Film personality test

Ben Tesch proposes the following personality test:

What I find most interesting is which movie people consider the best movie from a particular director, as it is usually very telling and polarizing in a different way, so to this point I will propose a new personality test where you reblog your favorite movie from each of these directors:

1. Joel Coen: No Country for Old Men, The Big Lebowski, Fargo, The Hudsucker Proxy, Miller’s Crossing, Raising Arizona, etc
2. Wes Anderson: The Darjeeling Limited, The Life Aquatic with Steve Zissou, The Royal Tennenbaums, Rushmore, Bottle Rocket, etc
3. Hal Ashby: Being There, Shampoo, Harold and Maude, etc
4. Kevin Smith: Zack and Miri Make a Porno, Dogma, Chasing Amy, Mallrats, Clerks, etc
5. Quentin Tarantino: Grindhouse, Kill Bill, Pulp Fiction, Reservoir Dogs, etc

I would also personally throw in:

6. Stanley Kubrick: 2001, The Shining, A Clockwork Orange, Full Metal Jacket, Dr. Strangelove, Lolita, etc.
7. P.T. Anderson: Boogie Nights, Hard Eight, There Will Be Blood, Punch-Drunk Love, Magnolia.
8. Errol Morris: The Thin Blue Line, The Fog of War, Mr. Death, Fast, Cheap and Out of Control, Gates of Heaven, etc.

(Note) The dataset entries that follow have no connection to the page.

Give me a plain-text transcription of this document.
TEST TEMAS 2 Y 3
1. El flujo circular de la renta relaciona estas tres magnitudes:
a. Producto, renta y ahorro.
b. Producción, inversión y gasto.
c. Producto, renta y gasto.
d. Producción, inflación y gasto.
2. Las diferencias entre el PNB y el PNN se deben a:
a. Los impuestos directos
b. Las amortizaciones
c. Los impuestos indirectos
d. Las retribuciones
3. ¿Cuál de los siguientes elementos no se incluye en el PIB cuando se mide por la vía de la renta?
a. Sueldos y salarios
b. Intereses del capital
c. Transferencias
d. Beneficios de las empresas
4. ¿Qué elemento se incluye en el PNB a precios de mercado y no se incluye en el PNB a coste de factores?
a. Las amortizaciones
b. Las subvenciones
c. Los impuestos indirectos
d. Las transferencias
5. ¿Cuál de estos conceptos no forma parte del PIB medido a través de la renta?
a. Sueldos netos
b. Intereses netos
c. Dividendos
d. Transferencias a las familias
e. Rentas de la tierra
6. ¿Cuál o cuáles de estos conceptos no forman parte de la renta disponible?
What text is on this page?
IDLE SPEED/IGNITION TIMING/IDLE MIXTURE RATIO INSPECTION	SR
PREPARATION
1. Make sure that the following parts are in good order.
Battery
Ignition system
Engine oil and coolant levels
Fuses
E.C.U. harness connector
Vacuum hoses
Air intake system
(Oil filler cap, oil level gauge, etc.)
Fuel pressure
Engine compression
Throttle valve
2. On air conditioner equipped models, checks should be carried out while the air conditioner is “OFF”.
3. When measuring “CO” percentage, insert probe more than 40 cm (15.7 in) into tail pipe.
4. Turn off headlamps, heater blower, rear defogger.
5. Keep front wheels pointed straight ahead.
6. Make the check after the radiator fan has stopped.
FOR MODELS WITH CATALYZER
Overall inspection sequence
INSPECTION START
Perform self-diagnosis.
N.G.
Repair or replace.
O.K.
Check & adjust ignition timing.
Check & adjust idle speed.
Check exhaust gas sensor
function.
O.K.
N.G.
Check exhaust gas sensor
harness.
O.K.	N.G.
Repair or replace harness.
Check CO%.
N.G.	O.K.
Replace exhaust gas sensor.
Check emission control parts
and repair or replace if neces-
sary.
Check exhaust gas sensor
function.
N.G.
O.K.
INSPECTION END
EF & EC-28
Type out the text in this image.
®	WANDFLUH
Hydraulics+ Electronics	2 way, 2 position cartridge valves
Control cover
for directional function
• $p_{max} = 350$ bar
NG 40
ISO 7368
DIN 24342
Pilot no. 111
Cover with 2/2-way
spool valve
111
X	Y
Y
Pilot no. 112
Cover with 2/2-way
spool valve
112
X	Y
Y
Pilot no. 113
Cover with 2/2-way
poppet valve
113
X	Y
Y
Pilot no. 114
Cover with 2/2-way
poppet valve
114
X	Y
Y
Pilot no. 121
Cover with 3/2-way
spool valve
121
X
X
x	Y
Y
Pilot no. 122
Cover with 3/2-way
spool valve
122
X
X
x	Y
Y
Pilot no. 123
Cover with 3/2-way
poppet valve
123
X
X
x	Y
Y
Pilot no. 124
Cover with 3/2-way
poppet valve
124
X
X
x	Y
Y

I’m a FRHMPDBF (Fargo, Rushmore, Harold and Maude, Mallrats, Pulp Fiction, Dr. Strangelove, Boogie Nights, and The Fog of War). Notes: I’ve only seen one Hal Ashby movie. I very easily could have gone with The Thin Blue Line, Magnolia, and perhaps even Kill Bill. I would choose anything else on the list over any of Kevin Smith’s movies. Most of my picks I’d seen for the first time around the same time period, approx. 1995-1998. And what a sausage fest…I’ll add Coppola’s Lost in Translation to the mix. (via sandwich, who intriguingly chose Darjeeling over Rushmore, Tenenbaums, Zissou, and Bottle Rocket. I wonder what personality defect that indicates?)